第47章 円満(XANXUS)
食器の片付けを終えた頼華が、ダイニングに戻ればジュリアの姿がなかった。
「あれ、ジュリは?」
「…ベルと遊ぶとか言いながら出ていったぞ」
「あら、そうなの」
レオナルドとジュリアが生まれてからベルフェゴールやマーモンを中心として、あのスクアーロやレヴィ、ルッスーリアまでも皆が遊び相手をしてくれている。とはいえ、恐らくいちばん2人を可愛がっているのはベルフェゴールなのだが。
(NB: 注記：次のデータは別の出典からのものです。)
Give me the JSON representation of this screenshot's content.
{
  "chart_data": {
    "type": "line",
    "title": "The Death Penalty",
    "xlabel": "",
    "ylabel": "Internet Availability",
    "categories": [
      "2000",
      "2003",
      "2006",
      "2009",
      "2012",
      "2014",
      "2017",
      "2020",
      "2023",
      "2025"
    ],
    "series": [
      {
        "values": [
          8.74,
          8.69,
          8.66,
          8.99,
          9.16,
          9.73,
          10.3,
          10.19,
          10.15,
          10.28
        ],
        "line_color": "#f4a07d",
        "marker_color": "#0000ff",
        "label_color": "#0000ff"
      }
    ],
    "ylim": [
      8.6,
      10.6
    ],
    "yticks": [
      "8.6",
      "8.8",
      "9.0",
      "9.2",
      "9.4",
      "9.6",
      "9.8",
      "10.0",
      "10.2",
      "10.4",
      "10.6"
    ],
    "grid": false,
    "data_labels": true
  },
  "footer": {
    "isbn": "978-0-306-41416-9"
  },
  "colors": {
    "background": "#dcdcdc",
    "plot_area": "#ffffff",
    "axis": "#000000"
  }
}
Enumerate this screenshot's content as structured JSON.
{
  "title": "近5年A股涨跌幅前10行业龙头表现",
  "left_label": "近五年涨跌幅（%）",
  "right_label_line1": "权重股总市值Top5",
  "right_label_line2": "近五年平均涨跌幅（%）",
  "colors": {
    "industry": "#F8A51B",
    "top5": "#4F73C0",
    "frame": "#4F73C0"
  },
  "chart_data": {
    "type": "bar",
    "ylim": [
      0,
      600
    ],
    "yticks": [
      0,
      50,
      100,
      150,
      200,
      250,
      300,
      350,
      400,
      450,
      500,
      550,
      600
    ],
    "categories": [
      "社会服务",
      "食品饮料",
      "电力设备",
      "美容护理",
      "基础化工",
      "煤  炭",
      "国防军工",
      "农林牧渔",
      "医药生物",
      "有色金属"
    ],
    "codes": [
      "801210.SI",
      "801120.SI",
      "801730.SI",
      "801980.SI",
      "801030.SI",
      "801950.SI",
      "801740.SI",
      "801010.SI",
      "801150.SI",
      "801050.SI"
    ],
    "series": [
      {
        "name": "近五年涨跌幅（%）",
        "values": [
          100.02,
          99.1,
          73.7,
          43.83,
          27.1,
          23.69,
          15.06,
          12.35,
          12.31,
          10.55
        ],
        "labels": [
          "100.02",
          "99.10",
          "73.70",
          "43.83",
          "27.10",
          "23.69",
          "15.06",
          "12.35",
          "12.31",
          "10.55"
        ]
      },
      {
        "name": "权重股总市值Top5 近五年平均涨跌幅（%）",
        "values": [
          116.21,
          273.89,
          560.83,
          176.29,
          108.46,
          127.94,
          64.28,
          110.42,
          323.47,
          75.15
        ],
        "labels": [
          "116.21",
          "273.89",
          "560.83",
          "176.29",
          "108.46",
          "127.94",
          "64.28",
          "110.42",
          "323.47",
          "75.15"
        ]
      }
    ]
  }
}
ソファに座りながら書類を確認するXANXUS。最近、書類を確認する時だけ眼鏡をかけ始めた彼だが、歳を重ねれば重ねるほどに、イタリア人の色気が増しているように頼華には見える。
XANXUSの背後に周り、ソファ越しに彼の背後に抱きついてみた。
「…どうした」
「…ふふ、なんでもない」
居心地がいい、安心するXANXUSの匂い。あぁ、私はこんなにも彼を深く愛しているのだと自覚する。
「え…わ、ぁ…!!」
急に腕を掴まれたと思ったら、いつの間にかXANXUSを跨ぐように座っていた。
「…」
「え、急にどうしたの」
XANXUSは最近お預けをくらっていたからか、内心頼華から来てくれたことに喜んでいたのだが。
なにせ生まれたのは双子で、ひとりは活発すぎる男の子、ひとりはおっとりした女の子。赤ん坊の頃は夜泣きなど一切なくて手のかからない双子だったからか、XANXUSはほぼ毎夜頼華を抱いていたのだが。
5年も経てば彼らはそれはそれは活発になる。5歳児の体力はそれは想像もつかない程に。
ぐったりと、ベッドに雪崩込むくらいに毎晩寝ている頼華を流石に起こすことはXANXUSには出来なかった。
だが、今はどうだ。レオナルドもジュリアもいない。数ヶ月振りのふたりの時間だ。
「…XANXUS、」
「…」
触れたかったものが漸く手の内に。頬に触れれば、すり、と顔を預けてくる頼華。
彼女も同じだった。XANXUSに触れたくて仕方なかったから。毎回まるで運動会のように忙しい目まぐるしい日々。XANXUSに触れる時間もなく過ぎていく日々に悶々としていたのは頼華も同じだったから。